I asked it to complete a sequence of numbers based on increasing times based on the 12-hour clock, I asked it to correct an equation by adding mathematical operators, relate a sequence of words which were anagrams of fruits and find the pattern in a series of words (middle letter increased by sequence in the alphabet). Perhaps these were unfair tasks, but it got every question wrong. I have to say I felt quite relieved. It’s abilities here are in keeping with its modest SAT score; a test which contains questions which combine verbal comprehension with logic and calculation. I attempted to coax it towards the correct answers, but it wouldn’t really budge, admit that it was incorrect or adjust its approach to modelling, it just dug in presenting one clearly wrong answer after another with the same hypothesis.
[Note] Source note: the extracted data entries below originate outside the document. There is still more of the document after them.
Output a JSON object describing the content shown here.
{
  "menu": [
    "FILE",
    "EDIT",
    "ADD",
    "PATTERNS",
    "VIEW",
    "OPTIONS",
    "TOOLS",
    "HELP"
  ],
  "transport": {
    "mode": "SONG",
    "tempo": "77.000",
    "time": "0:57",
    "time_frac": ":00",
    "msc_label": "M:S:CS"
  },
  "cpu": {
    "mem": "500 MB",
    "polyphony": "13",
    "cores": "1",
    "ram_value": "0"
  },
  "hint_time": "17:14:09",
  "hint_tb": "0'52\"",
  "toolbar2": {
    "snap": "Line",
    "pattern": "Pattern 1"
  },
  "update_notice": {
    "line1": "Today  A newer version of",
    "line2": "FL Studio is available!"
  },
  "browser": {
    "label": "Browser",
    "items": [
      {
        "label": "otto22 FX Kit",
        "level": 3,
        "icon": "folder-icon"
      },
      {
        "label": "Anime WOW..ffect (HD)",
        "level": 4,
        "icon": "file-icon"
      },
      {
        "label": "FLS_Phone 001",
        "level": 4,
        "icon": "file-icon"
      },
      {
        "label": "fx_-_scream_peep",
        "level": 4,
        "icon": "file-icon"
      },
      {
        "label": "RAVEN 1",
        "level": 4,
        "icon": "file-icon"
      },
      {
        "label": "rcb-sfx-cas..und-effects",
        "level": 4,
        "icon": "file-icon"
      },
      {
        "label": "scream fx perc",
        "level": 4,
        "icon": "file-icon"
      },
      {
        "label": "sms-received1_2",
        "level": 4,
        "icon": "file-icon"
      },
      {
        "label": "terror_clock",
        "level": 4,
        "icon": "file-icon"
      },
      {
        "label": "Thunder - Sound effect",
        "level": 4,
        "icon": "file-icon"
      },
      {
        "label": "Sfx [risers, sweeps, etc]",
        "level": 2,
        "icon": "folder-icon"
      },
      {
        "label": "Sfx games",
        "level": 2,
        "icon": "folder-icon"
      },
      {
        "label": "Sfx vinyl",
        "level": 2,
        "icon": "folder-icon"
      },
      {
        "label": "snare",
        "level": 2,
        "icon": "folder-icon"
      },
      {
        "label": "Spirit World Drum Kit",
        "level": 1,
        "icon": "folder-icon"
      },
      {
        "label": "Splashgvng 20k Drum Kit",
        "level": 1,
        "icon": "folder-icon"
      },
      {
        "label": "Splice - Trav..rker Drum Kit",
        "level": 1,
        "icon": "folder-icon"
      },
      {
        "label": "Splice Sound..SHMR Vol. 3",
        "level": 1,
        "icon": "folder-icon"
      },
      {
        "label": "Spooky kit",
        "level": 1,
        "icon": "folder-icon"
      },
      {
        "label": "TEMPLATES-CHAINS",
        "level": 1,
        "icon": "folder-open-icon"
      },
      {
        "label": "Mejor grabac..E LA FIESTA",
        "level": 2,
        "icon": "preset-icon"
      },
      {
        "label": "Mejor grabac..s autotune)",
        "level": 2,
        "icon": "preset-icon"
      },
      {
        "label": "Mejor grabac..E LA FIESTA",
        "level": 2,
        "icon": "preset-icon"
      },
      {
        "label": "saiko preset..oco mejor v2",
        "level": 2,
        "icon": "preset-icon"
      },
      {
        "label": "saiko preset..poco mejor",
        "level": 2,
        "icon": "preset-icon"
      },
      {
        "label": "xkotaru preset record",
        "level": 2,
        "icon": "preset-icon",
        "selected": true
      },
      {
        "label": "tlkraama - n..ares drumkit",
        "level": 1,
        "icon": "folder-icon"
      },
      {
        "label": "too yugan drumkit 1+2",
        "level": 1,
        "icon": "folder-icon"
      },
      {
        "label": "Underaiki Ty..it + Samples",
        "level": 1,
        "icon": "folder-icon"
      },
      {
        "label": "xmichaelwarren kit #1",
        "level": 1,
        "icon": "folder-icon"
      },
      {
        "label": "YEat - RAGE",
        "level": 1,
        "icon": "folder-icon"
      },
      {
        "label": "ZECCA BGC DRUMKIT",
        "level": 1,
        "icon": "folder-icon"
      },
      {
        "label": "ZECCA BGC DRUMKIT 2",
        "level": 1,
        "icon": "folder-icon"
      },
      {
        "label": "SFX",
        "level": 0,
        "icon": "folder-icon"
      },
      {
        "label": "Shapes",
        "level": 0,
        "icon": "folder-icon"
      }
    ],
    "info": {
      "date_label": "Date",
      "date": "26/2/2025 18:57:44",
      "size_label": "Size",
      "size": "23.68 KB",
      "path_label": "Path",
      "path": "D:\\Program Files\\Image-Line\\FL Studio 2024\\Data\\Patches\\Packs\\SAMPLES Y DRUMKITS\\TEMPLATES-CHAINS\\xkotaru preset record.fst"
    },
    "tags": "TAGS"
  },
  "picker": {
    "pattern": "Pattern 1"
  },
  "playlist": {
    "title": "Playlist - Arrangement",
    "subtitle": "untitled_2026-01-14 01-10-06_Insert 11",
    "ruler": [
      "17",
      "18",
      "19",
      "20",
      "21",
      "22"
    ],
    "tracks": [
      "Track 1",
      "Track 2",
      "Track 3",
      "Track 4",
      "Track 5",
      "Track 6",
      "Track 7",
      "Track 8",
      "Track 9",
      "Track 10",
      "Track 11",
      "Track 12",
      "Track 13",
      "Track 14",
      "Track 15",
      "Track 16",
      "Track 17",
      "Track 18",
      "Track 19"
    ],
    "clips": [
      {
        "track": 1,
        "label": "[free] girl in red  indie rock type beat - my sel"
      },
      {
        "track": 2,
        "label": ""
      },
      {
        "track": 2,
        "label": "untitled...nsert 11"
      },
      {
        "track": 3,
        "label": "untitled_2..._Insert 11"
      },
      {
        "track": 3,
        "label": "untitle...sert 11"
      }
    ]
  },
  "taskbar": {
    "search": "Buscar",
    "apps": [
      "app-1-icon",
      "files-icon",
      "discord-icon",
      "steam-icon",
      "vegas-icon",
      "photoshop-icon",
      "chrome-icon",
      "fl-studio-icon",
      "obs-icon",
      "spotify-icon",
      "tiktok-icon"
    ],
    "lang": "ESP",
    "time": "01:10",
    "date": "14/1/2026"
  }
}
It would rather speak an untruth than admit defeat, so I would say that it did not demonstrate any obvious ability to learn, but then again why should it; can I or anyone else be trusted to utter the truth or act in its interest as an educator? It seems to have a limited ability to learn in an unsupervised way based on its display, but it may be that we are training an unseen AI rather than the one that is open to the public. On balance, I would think that the public evaluation is more of a market research exercise rather than a development drive, to see where the demand lies, and most of its training is highly supervised.

So how useful is it? It doesn’t beat the internet for sure. The information it provides can be obtained rapidly from a search engine, and you have a choice in the value you ascribe to various sources, as it only presents a single curated version of the ‘truth’.

I will continue to use it whilst it is free. I would only subscribe if the free trial ends, if there are some specific valuable tasks, that it could perform better or cheaper than myself or a collaborator but I am not sure what those might be at the moment.

 

Verdict

Humanity has nothing to fear from this generation of AI (if it is something to be feared). I would describe it as a natural evolution of the presentation of digital information to human minds and it has little or no intelligence. I believe it does not perform well in unfamiliar situations and there is a degree of hyperbole in the media regarding its current abilities. I believe that websites will need to update their anti-robot measures as AI becomes stronger, but based on Chat GPT 3.5, the current generation of AI will have a modest effect on the job market and does not possess any higher order thinking. It will not be making films, music, computer applications or any scientific discoveries, but this is progress and Chat GPT 3.5 is impressive, mainly due to the breadth of it is scope and will prove useful to many people. A broad AI will not outperform an AI designed to carry out a specific task on those specific tasks, i.e., chess or route navigation. As AI becomes more powerful, then we will need to ask ourselves what is the benefit of generalised AIs over specialised AIs?

 

Chat GPT 3.5 doesn’t catfish me into thinking that it’s a human.